À la Une: démission de Modeste Bahati, psychose à Kinshasa, Stanis Bujakera et les faits

En une de Forum des AS : « Bahati Lukwebo : Je croyais m’être bien expliqué mais voilà… » Le quotidien revient sur la démission du deuxième vice-président du Sénat, intervenue au lendemain du dépôt d’une pétition en destitution. L’intéressé invoque sa volonté d’éviter la confrontation. Le journal souligne que cette décision intervient dans un contexte de fortes tensions politiques, alimentées notamment par ses prises de position sur une éventuelle révision constitutionnelle. Les griefs évoqués contre lui portent sur « l’incompétence », le « manque de respect envers les institutions » et des déclarations jugées controversées.

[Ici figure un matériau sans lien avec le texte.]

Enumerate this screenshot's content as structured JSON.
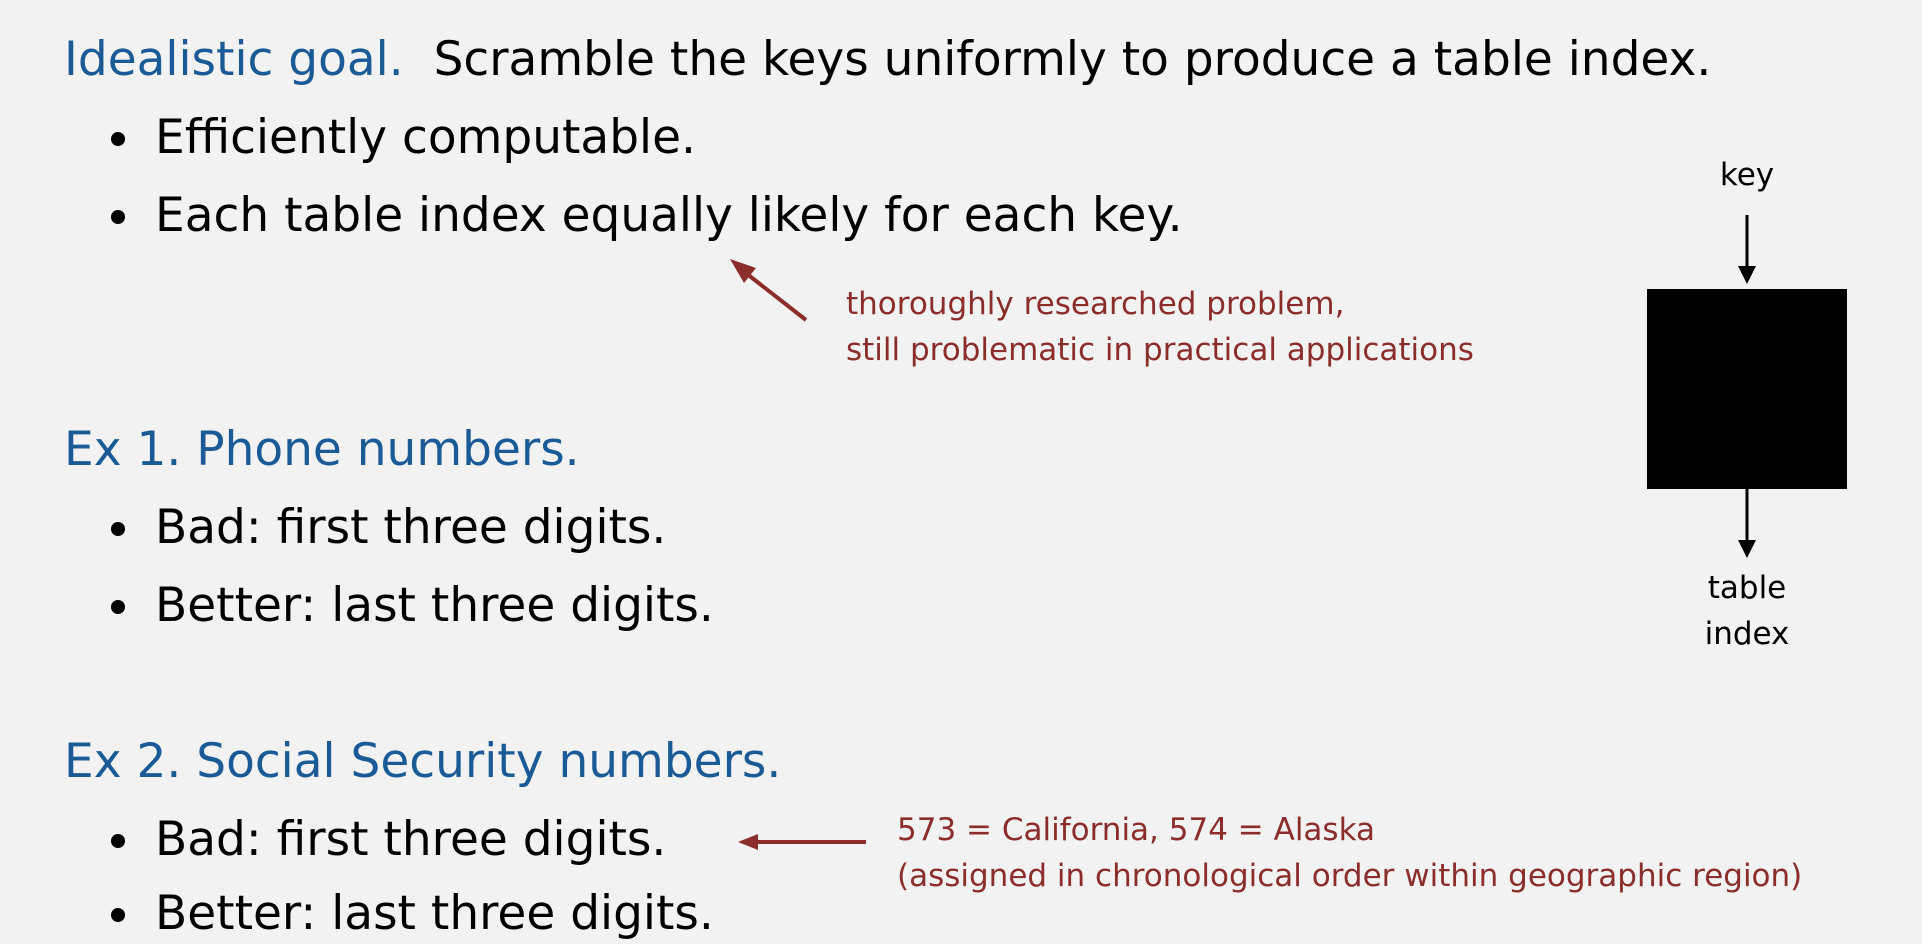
{
  "idealistic": {
    "heading": "Idealistic goal.",
    "text": "Scramble the keys uniformly to produce a table index.",
    "bullets": [
      "Efficiently computable.",
      "Each table index equally likely for each key."
    ],
    "note_lines": [
      "thoroughly researched problem,",
      "still problematic in practical applications"
    ]
  },
  "ex1": {
    "heading": "Ex 1.  Phone numbers.",
    "bullets": [
      "Bad:  first three digits.",
      "Better:  last three digits."
    ]
  },
  "ex2": {
    "heading": "Ex 2.  Social Security numbers.",
    "bullets": [
      "Bad:  first three digits.",
      "Better:  last three digits."
    ],
    "note_lines": [
      "573 = California, 574 = Alaska",
      "(assigned in chronological order within geographic region)"
    ]
  },
  "diagram": {
    "input_label": "key",
    "output_label_lines": [
      "table",
      "index"
    ]
  },
  "colors": {
    "heading": "#1a5a96",
    "annotation": "#8b2d2a",
    "box": "#000000",
    "background": "#f2f2f2"
  }
}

En parallèle, le Sénat a mis en place une commission spéciale de 27 membres chargée d’examiner la pétition dans un délai de 72 heures. La pétition aurait recueilli 83 signatures, bien au-delà du seuil requis. Mais en démissionnant, Modeste Bahati, conclut le confrère, « coupe l’herbe sous le pied à la commission spéciale ».
Bahati Lukwebo « contraint de démissionner »
Congo Nouveau enchaîne : « Bahati privilégie la sérénité au sein de la majorité, l’Union sacrée. » Le trihebdomadaire insiste sur la portée politique de cette démission, interprétée comme un geste d’apaisement au sein de la majorité présidentielle. Malgré son retrait, la procédure parlementaire suit son cours. Le journal révèle que Bahati Lukwebo a été « contraint de démissionner » en raison de son opposition à une révision constitutionnelle.
Reprenant ses propos, Congo Nouveau cite : « Quand on reçoit un mandat, on doit se préparer à le quitter à tout moment ». Le journal note également que la question constitutionnelle divise profondément la classe politique. Tandis que certains membres de l’Union sacrée soutiennent une révision, l’opposition dénonce une initiative « suicidaire » dans un contexte de guerre, appelant à « privilégier la stabilité et la concorde nationale ».
Le Phare consacre sa une à la mise en place d’une « véritable machine pour traquer les criminels économiques ». Le tribunal pénal économique et financier vise à renforcer la lutte contre la corruption et le blanchiment des capitaux. Selon Le Phare, cette réforme est perçue comme une avancée majeure dans l’arsenal juridique congolais. « Tous les délinquants économiques et financiers seront sérieusement traqués », souligne le journal. Toutefois, le journal insiste sur la nécessité de choisir des magistrats « d’une probité morale irréprochable » pour garantir l’efficacité de cette nouvelle institution.
Stanis Bujakera appelle la presse « à ne pas capituler »
Dans Ouragan : « Deux ans après Makala, Bujakera appelle la presse à ne pas capituler. » Le trihebdomadaire revient sur le témoignage du journaliste Stanis Bujakera, deux ans après sa détention. Il dénonce un climat de restriction de la liberté de la presse. « On n’attend plus du journaliste qu’il informe, mais qu’il s’aligne », affirme-t-il. Le journal évoque un environnement marqué par les pressions politiques et les intimidations. Face à cette situation, Bujakera plaide pour un journalisme fondé sur les faits, en résistance à ce qu’il considère comme des dérives persistantes.
Bouclons avec Econews : « Braquage, kidnapping, assassinat… : peur dans la ville de Kinshasa. » Le trihebdomadaire dresse un tableau alarmant de l’insécurité à Kinshasa. Braquages, enlèvements et assassinats alimentent une « psychose sans précédent ». Le journal critique le « silence assourdissant » des autorités et dénonce un décalage entre les priorités sécuritaires et fiscales. « Les Kinois se sentent livrés à eux-mêmes », écrit-il. Dans une capitale de plus de 10 millions d’habitants, Econews estime que « la priorité semble être passée de la sécurité des citoyens à la rentabilité fiscale », illustrant un climat d’angoisse généralisée.